There will be a special workshop on conflict resolution noon-2 p.m. Saturday, which requires a separate registration. To register, click here.

The summit is organized by the Center for Shared Ownership, which provides assistance to co-ops, condos and townhomes while advocating for policies that support them.

The center’s work fills the gap left behind by the Chicago Mutual Housing Network’s closure about a decade ago, Rachel Johnston said. She’s a senior staffer for the Chicago Rehab Network, which formed the center alongside the Chicago Community Loan Fund.

“There really hasn’t been a place to look at the policy needs of this niche of affordable housing,” Johnston said. “Even though we do have over 10,000 cooperative units, Chicago and Illinois don’t really have programs that encourage not-for-profits or community groups to start co-ops. We feel that this housing option can really provide some stability” for the housing market.
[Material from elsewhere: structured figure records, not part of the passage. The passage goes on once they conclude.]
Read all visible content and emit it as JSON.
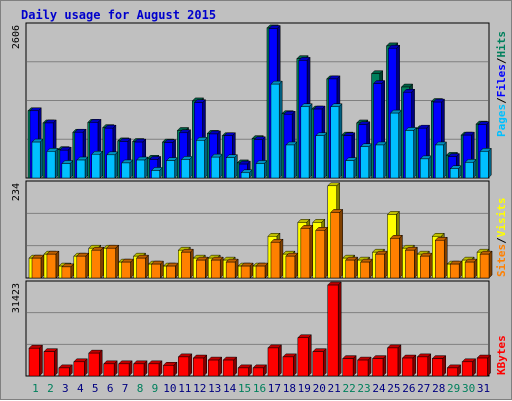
{
  "title": "Daily usage for August 2015",
  "colors": {
    "hits": "#00805c",
    "files": "#0000ff",
    "pages": "#00c0ff",
    "visits": "#ffff00",
    "sites": "#ff8000",
    "kbytes": "#ff0000",
    "weekday_label": "#000080",
    "weekend_label": "#00805c",
    "legend_separator": "#000000"
  },
  "legends": {
    "top": [
      {
        "text": "Pages",
        "color": "#00c0ff"
      },
      {
        "text": "/",
        "color": "#000000"
      },
      {
        "text": "Files",
        "color": "#0000ff"
      },
      {
        "text": "/",
        "color": "#000000"
      },
      {
        "text": "Hits",
        "color": "#00805c"
      }
    ],
    "middle": [
      {
        "text": "Sites",
        "color": "#ff8000"
      },
      {
        "text": "/",
        "color": "#000000"
      },
      {
        "text": "Visits",
        "color": "#ffff00"
      }
    ],
    "bottom": [
      {
        "text": "KBytes",
        "color": "#ff0000"
      }
    ]
  },
  "chart_data": [
    {
      "type": "bar",
      "panel": "hits-files-pages",
      "max_label": "2606",
      "ylim": [
        0,
        2606
      ],
      "categories": [
        "1",
        "2",
        "3",
        "4",
        "5",
        "6",
        "7",
        "8",
        "9",
        "10",
        "11",
        "12",
        "13",
        "14",
        "15",
        "16",
        "17",
        "18",
        "19",
        "20",
        "21",
        "22",
        "23",
        "24",
        "25",
        "26",
        "27",
        "28",
        "29",
        "30",
        "31"
      ],
      "weekend": [
        1,
        2,
        8,
        9,
        15,
        16,
        22,
        23,
        29,
        30
      ],
      "series": [
        {
          "name": "Hits",
          "values": [
            1160,
            950,
            490,
            790,
            960,
            870,
            640,
            630,
            340,
            620,
            820,
            1330,
            770,
            730,
            260,
            680,
            2590,
            1110,
            2060,
            1190,
            1710,
            740,
            950,
            1800,
            2280,
            1570,
            850,
            1320,
            390,
            740,
            930
          ]
        },
        {
          "name": "Files",
          "values": [
            1160,
            950,
            480,
            790,
            960,
            860,
            630,
            620,
            320,
            610,
            780,
            1300,
            760,
            730,
            240,
            660,
            2580,
            1100,
            2030,
            1190,
            1710,
            730,
            920,
            1630,
            2240,
            1480,
            860,
            1310,
            370,
            740,
            920
          ]
        },
        {
          "name": "Pages",
          "values": [
            620,
            460,
            250,
            310,
            410,
            400,
            260,
            310,
            130,
            300,
            320,
            650,
            360,
            350,
            90,
            250,
            1620,
            570,
            1230,
            730,
            1230,
            300,
            540,
            570,
            1120,
            820,
            330,
            570,
            160,
            270,
            460
          ]
        }
      ]
    },
    {
      "type": "bar",
      "panel": "visits-sites",
      "max_label": "234",
      "ylim": [
        0,
        234
      ],
      "categories": [
        "1",
        "2",
        "3",
        "4",
        "5",
        "6",
        "7",
        "8",
        "9",
        "10",
        "11",
        "12",
        "13",
        "14",
        "15",
        "16",
        "17",
        "18",
        "19",
        "20",
        "21",
        "22",
        "23",
        "24",
        "25",
        "26",
        "27",
        "28",
        "29",
        "30",
        "31"
      ],
      "weekend": [
        1,
        2,
        8,
        9,
        15,
        16,
        22,
        23,
        29,
        30
      ],
      "series": [
        {
          "name": "Visits",
          "values": [
            50,
            60,
            30,
            55,
            75,
            75,
            40,
            55,
            35,
            30,
            70,
            50,
            50,
            45,
            30,
            30,
            105,
            60,
            140,
            140,
            232,
            50,
            45,
            65,
            160,
            75,
            60,
            105,
            35,
            45,
            65
          ]
        },
        {
          "name": "Sites",
          "values": [
            50,
            60,
            28,
            55,
            70,
            75,
            40,
            50,
            35,
            30,
            65,
            45,
            45,
            40,
            30,
            30,
            90,
            55,
            125,
            120,
            165,
            45,
            40,
            60,
            100,
            70,
            55,
            95,
            35,
            40,
            60
          ]
        }
      ]
    },
    {
      "type": "bar",
      "panel": "kbytes",
      "max_label": "31423",
      "ylim": [
        0,
        31423
      ],
      "categories": [
        "1",
        "2",
        "3",
        "4",
        "5",
        "6",
        "7",
        "8",
        "9",
        "10",
        "11",
        "12",
        "13",
        "14",
        "15",
        "16",
        "17",
        "18",
        "19",
        "20",
        "21",
        "22",
        "23",
        "24",
        "25",
        "26",
        "27",
        "28",
        "29",
        "30",
        "31"
      ],
      "weekend": [
        1,
        2,
        8,
        9,
        15,
        16,
        22,
        23,
        29,
        30
      ],
      "series": [
        {
          "name": "KBytes",
          "values": [
            9600,
            8400,
            2800,
            4900,
            7900,
            4200,
            4200,
            4200,
            4200,
            3700,
            6600,
            6200,
            5500,
            5500,
            2800,
            2800,
            9700,
            6600,
            13200,
            8400,
            31400,
            6000,
            5500,
            6000,
            9700,
            6200,
            6600,
            6000,
            2800,
            4900,
            6200
          ]
        }
      ]
    }
  ]
}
Their policy interests include limiting “the flight of population out of the South Side,” supporting older people financially so they can age in place, helping condos refinance their properties and helping residents overcome the effects of redlining on their communities.

This weekend’s summit, which is open to the public, follows one in the spring for South Shore, East Garfield Park and West Pullman residents.

The center, which “really [doesn’t] have a geographic boundary,” wants to hold monthly workshops that are open to all, Johnston said.

As “more associations that reach out for help, we can start scheduling trainings where there are common concerns,” she said.

Sixty associations registered for the summit as of Tuesday, Johnston said.